We huddled around Rascal and Samuel trying to render comfort and aid, but there was nothing anybody could do for them in a blighted neighborhood on Christmas, except me. I carried a small flip phone hidden within my jeans. I knew that when I called 911 and identified myself as a City Building Inspector, medical help would arrive swiftly but break up the family, forever, placing each within the penal or the inadequate social services system. The old mansion would be locked up by the cops.
I speculated that if given the choice of dying or permitting Queenie and Roxie to go on living in the old mansion, Samuel and Rascal would have elected death, but not calling for help and letting them die, was a choice I didn’t want to make. Samuel’s beautiful notes resounded through my memory of saying goodbye to somebody you love for the last time, and, Wrangler’s admonition to “leave this old house be” were clairvoyant. It was the City of Detroit which led me to the old mansion, but it was a loving, flawed little family, who extended their hospitality to a stranger, inviting me to share their love and kindness on Christmas. I looked at my paint stained, red index finger, and knew that I couldn’t be responsible for the “extinction” of the family. I was certain my call to 911 would be a final goodbye and never reached for my phone. I prayed for Rascal and Samuel to recover.
It was a sleepless night for everybody, but the following morning, Christmas delivered a gift of life to both Rascal and Samuel who were resting comfortably, lovingly tended to by Queenie, Roxie, and Wrangler. I gathered my possessions and discretely removed the little Christmas tree from the living room. I placed a note alongside the Downbeat cover reading, “Tree at City Park.” I left the mansion without saying goodbye, not wanting to interrupt the family in their time of need. It was my hope Roxie would find true and lasting love with the talent agent who would make good on his promise with jobs for Samuel and Rascal. It would be up to Samuel and Rascal to treasure the gift of life and seize any opportunity extended to them. I knew of one certain outcome. As long as Queenie could draw a breath, I knew her love, strength, and inner beauty would hold the family together.

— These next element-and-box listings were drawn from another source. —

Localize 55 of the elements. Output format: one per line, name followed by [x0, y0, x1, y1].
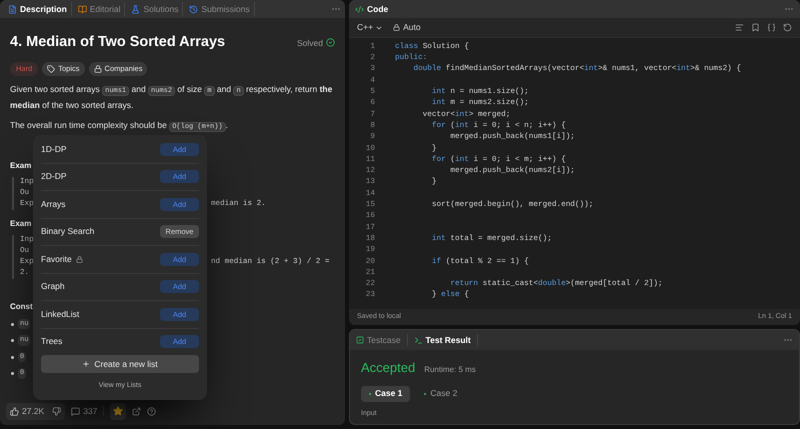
tab-icon: [189, 4, 198, 14]
verdict-text: Accepted: [361, 359, 416, 377]
list-name: LinkedList: [41, 308, 80, 321]
tab-icon: [8, 4, 17, 14]
panel-title: Code: [367, 2, 388, 16]
bullet-icon: [11, 356, 14, 358]
example-heading: Exam: [10, 218, 32, 230]
undo-icon[interactable]: [783, 23, 792, 32]
thumbs-up-icon: [10, 406, 19, 416]
help-icon[interactable]: [147, 406, 156, 416]
mode-button[interactable]: Auto: [393, 21, 421, 34]
case-tab[interactable]: Case 2: [416, 386, 466, 402]
plus-icon: [82, 360, 90, 368]
lock-icon: [393, 24, 400, 31]
list-name: Favorite: [41, 252, 72, 266]
tab-icon: [131, 4, 140, 14]
example-heading: Exam: [10, 160, 32, 172]
constraints-heading: Const: [10, 300, 33, 313]
checkbox-icon: [356, 336, 364, 344]
problem-title: 4. Median of Two Sorted Arrays: [10, 33, 226, 52]
panel-tab[interactable]: Submissions: [185, 2, 255, 16]
bullet-icon: [11, 372, 14, 375]
list-name: Arrays: [41, 198, 66, 211]
tab-icon: [78, 4, 87, 14]
create-list-button[interactable]: Create a new list: [41, 355, 199, 373]
bookmark-icon[interactable]: [751, 23, 760, 32]
language-select[interactable]: C++: [357, 21, 384, 34]
list-name: Graph: [41, 280, 65, 294]
thumbs-down-icon[interactable]: [52, 406, 62, 416]
code-icon: [355, 4, 364, 14]
bullet-icon: [11, 322, 14, 326]
star-icon: [113, 406, 124, 416]
comments-button[interactable]: 337: [71, 404, 98, 418]
result-tab[interactable]: Test Result: [414, 334, 478, 346]
lock-icon: [94, 64, 102, 73]
list-name: Binary Search: [41, 225, 94, 238]
panel-tab[interactable]: Editorial: [74, 2, 126, 16]
comment-icon: [71, 406, 80, 416]
list-name: 2D-DP: [41, 170, 67, 184]
case-tab[interactable]: Case 1: [361, 386, 410, 402]
terminal-icon: [414, 336, 423, 344]
list-name: 1D-DP: [41, 142, 67, 156]
tag-icon: [47, 64, 56, 73]
format-icon[interactable]: [735, 23, 744, 32]
check-icon: [326, 38, 335, 48]
braces-icon[interactable]: [767, 23, 776, 32]
solved-status: Solved: [297, 36, 323, 50]
favorite-button[interactable]: [110, 402, 126, 420]
share-icon[interactable]: [132, 406, 142, 416]
list-name: Trees: [41, 335, 62, 348]
panel-tab[interactable]: Description: [4, 2, 72, 16]
runtime-text: Runtime: 5 ms: [424, 364, 476, 376]
bullet-icon: [11, 339, 14, 342]
result-tab[interactable]: Testcase: [356, 334, 408, 346]
panel-tab[interactable]: Solutions: [127, 2, 184, 16]
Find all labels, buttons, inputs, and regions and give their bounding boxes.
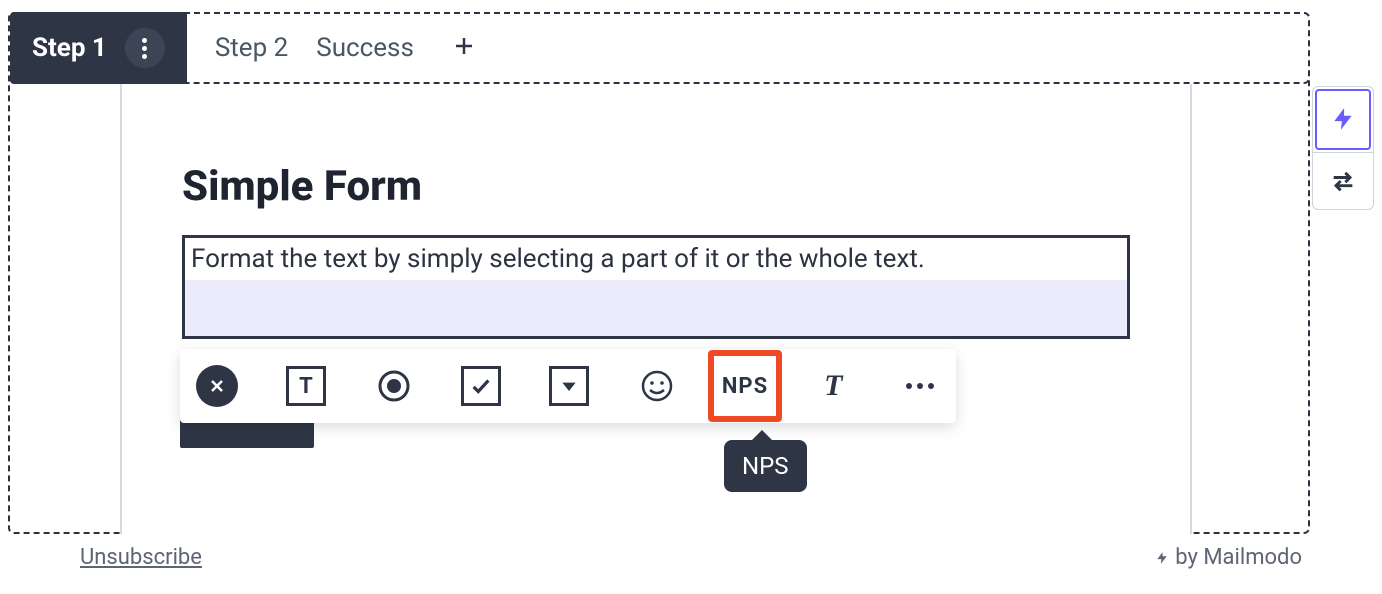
close-toolbar-button[interactable]	[196, 363, 238, 409]
radio-icon	[377, 369, 411, 403]
close-icon	[196, 365, 238, 407]
insert-radio-button[interactable]	[374, 363, 413, 409]
text-block-padding	[185, 280, 1127, 336]
smiley-icon	[640, 369, 674, 403]
text-input-icon: T	[286, 366, 326, 406]
lightning-icon	[1330, 106, 1356, 132]
steps-tab-bar: Step 1 Step 2 Success	[8, 12, 1310, 84]
lightning-small-icon	[1155, 551, 1169, 565]
tab-success[interactable]: Success	[316, 33, 414, 63]
side-panel-swap-button[interactable]	[1313, 152, 1373, 210]
side-panel-action-button[interactable]	[1315, 89, 1371, 150]
swap-icon	[1329, 167, 1357, 195]
insert-nps-button[interactable]: NPS	[708, 350, 781, 422]
form-content-panel: Simple Form Format the text by simply se…	[120, 84, 1192, 534]
text-format-icon: T	[824, 369, 842, 403]
unsubscribe-link[interactable]: Unsubscribe	[80, 545, 202, 570]
insert-emoji-button[interactable]	[637, 363, 676, 409]
credit-text: by Mailmodo	[1175, 545, 1302, 570]
tab-step-1-menu-button[interactable]	[125, 28, 165, 68]
more-icon	[906, 383, 934, 389]
tab-step-1-label: Step 1	[32, 33, 107, 63]
insert-dropdown-button[interactable]	[549, 363, 589, 409]
text-block-selected[interactable]: Format the text by simply selecting a pa…	[182, 235, 1130, 339]
tab-step-1[interactable]: Step 1	[10, 12, 187, 84]
text-format-button[interactable]: T	[814, 363, 853, 409]
insert-text-input-button[interactable]: T	[286, 363, 326, 409]
add-step-button[interactable]	[452, 31, 476, 66]
more-options-button[interactable]	[901, 363, 940, 409]
kebab-icon	[142, 38, 147, 59]
nps-tooltip: NPS	[724, 440, 807, 492]
insert-toolbar: T NPS T	[180, 349, 956, 423]
footer: Unsubscribe by Mailmodo	[80, 545, 1302, 570]
nps-icon-label: NPS	[722, 374, 768, 399]
insert-checkbox-button[interactable]	[461, 363, 501, 409]
tab-step-2[interactable]: Step 2	[215, 33, 288, 63]
checkbox-icon	[461, 366, 501, 406]
form-title[interactable]: Simple Form	[182, 162, 1130, 211]
dropdown-icon	[549, 366, 589, 406]
plus-icon	[452, 34, 476, 58]
side-panel	[1312, 86, 1374, 210]
credit: by Mailmodo	[1155, 545, 1302, 570]
text-block-content[interactable]: Format the text by simply selecting a pa…	[185, 238, 1127, 280]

Although I found the house to be a treasure trove of recyclable building materials, the most valuable contents were the people who created a loving family despite the bleakest of conditions. I would never forget them. I threw my can of red spray paint in the trash. I left the mansion with the potted Christmas tree which I would plant in the City Park as Samuel wanted. The evening sky was turning to daybreak, and I gazed upward finding the lonely little star shining brightly.